In 1999, under the Richardson case the law had changed, where those two counts would actually merge. And therefore she would only serve a 40-year sentence.

Judge Miller who was the judge who did the sentencing, stated at her sentencing, and I'll quote, (this was in the first opinion of Willoughby vs State) Judge Miller stated, "I mean to state that the relative involvement if you had to label the most culpable of the three, mid-culpable and least culpable, as far as their actions are concerned, I think probably you'd get a unanimous decision that Mrs. Willoughby committed the least amount of acts, that directly caused the death.

Given the fact that the shooter was acquitted, and didn't do time and the co-defendant was sentenced to 35-years, and had been released in 2004, that also played into the fact that the least culpable was not going to be serving a sentence much longer than the other 2 parties that are involved in this.

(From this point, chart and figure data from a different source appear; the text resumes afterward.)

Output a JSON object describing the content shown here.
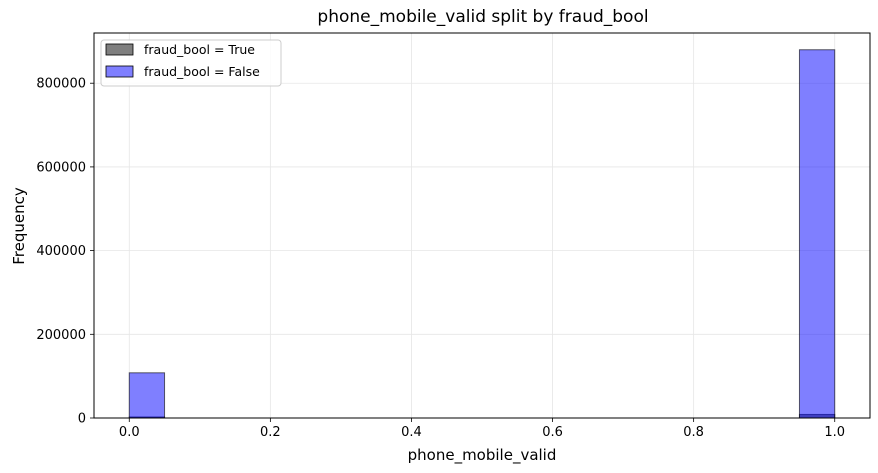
{
  "chart_data": {
    "type": "bar",
    "title": "phone_mobile_valid split by fraud_bool",
    "xlabel": "phone_mobile_valid",
    "ylabel": "Frequency",
    "xlim": [
      -0.05,
      1.05
    ],
    "ylim": [
      0,
      920000
    ],
    "xticks": [
      "0.0",
      "0.2",
      "0.4",
      "0.6",
      "0.8",
      "1.0"
    ],
    "xtick_values": [
      0.0,
      0.2,
      0.4,
      0.6,
      0.8,
      1.0
    ],
    "yticks": [
      "0",
      "200000",
      "400000",
      "600000",
      "800000"
    ],
    "ytick_values": [
      0,
      200000,
      400000,
      600000,
      800000
    ],
    "bin_width": 0.05,
    "grid": true,
    "legend_position": "top-left",
    "series": [
      {
        "name": "fraud_bool = True",
        "color": "#000000",
        "bins": [
          {
            "x0": 0.0,
            "x1": 0.05,
            "value": 2500
          },
          {
            "x0": 0.95,
            "x1": 1.0,
            "value": 8500
          }
        ]
      },
      {
        "name": "fraud_bool = False",
        "color": "#0000ff",
        "bins": [
          {
            "x0": 0.0,
            "x1": 0.05,
            "value": 108000
          },
          {
            "x0": 0.95,
            "x1": 1.0,
            "value": 880000
          }
        ]
      }
    ]
  }
}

So taking all of this into account, the sentence that was given to her, the terrible and tragic issues for Jeremy you know being left without mother, father and brother..and the sentencing laws. I took all of that into consideration and I advised James Bell and Kevin McGoff, the two attorneys back in 2006, that I would be amenable to her release and modification after she served her full 40-year sentence. So that's why I agreed to that in 2006.